As fórmulas foram calculadas pelo Professor Murray e o seu colega John Gottman, um psicólogo, quando, durante 10 anos, estudaram 700 casais. A experiência, que começou nos anos noventa, envolveu todos os casais recém- casados que observaram numa conversa de 15 minutos. Foram escolhidos assuntos problemáticos como sexo, filhos ou dinheiro, e a capacidade de comunicação do casal foi marcada numa escala onde eram atribuídos pontos positivos para os bons sinais e negativos para os maus sinais. Por exemplo, piadas, tom de voz positivo, sorrisos e gestos afectuosos resultavam todos em pontuações positivas. Maus sinais como rolar os olhos, criticar, troçar ou frieza resultavam em pontuações negativas.
“Usávamos um sistema de pontuação psicológica convencionado para atribuir pontos, como dar menos três ao desdém e mais dois ao sentido de humor”, disse o Prof. Murray, o autor de Matemática Para O Casamento. “Pusemos, então, as pontuações num gráfico e, ao convertê-las em termos algébricos, pudemos fazer as nossas previsões dos divórcios. É evidente que não dissemos aos voluntários, já que isso invalidaria o nosso objectivo. E dizer a um casal que o seu casamento vai falhar não é o que querem ouvir. Mas a percentagem de sucesso foi incrível.”

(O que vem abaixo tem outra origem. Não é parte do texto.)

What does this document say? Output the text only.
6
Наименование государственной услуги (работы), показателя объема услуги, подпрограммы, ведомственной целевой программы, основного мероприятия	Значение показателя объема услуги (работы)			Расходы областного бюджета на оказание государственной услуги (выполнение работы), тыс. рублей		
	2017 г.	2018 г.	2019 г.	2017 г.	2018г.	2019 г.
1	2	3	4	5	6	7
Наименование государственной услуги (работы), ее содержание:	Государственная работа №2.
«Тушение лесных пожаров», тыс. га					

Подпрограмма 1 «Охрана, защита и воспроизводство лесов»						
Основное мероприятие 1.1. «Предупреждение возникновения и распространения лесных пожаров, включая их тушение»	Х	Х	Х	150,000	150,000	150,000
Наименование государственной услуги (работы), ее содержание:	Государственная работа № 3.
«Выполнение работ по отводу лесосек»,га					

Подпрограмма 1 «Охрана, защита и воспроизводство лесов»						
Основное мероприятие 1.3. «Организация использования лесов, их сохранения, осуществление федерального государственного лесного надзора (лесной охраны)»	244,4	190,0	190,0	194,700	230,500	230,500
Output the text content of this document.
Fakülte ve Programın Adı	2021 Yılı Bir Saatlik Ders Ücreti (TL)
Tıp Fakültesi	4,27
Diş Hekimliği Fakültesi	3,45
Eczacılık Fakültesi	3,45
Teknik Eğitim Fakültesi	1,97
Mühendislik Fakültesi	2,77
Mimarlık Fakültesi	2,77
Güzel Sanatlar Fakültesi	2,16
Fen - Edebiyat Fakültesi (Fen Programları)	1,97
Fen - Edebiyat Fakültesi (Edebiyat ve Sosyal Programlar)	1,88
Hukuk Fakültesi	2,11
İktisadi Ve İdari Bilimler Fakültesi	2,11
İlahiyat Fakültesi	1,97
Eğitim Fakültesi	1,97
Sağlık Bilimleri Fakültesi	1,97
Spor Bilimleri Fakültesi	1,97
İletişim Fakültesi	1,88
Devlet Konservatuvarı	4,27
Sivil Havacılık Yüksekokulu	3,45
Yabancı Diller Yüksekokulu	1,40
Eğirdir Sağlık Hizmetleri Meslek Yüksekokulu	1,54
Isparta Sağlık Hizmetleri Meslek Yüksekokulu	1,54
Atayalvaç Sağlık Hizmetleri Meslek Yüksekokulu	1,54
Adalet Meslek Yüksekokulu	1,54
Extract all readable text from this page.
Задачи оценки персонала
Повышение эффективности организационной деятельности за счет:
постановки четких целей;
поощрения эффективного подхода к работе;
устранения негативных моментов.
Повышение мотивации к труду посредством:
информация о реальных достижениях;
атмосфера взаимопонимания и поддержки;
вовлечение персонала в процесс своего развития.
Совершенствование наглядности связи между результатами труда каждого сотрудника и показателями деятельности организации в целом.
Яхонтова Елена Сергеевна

Os resultados entraram em duas equações – uma para o marido e outra para a mulher. As equações foram usadas para calcular a compatibilidade entre os casais, acrescentando uma série de outras variáveis, tais como a “função de influência”, que era diferente para cada pessoa. A “função de influência” media quanto é que a contribuição de alguém numa conversa influenciava o estado de espírito do cônjuge.
Os casais eram contactados de dois em dois anos e o modelo predizia rigorosamente quais os casamentos condenados a falhar, num país com uma percentagem de 50% de divórcios.
O Professor Murray, um escocês exilado, bem casado com a sua mulher Sheila de 40 anos, disse: “Eu fiquei absolutamente espantado. O aspecto principal que ressalta daqui é que conseguimos calcular o modo de interagir das pessoas. Por exemplo, a mulher pode ser do tipo de evitar conflitos e o marido pode ser volátil. Um casamento assim não sobreviveria. Mas também podem retirar-se coisas positivas. Mostra porque é que algumas pessoas estão com problemas e o que deve ser feito para salvar o casamento.”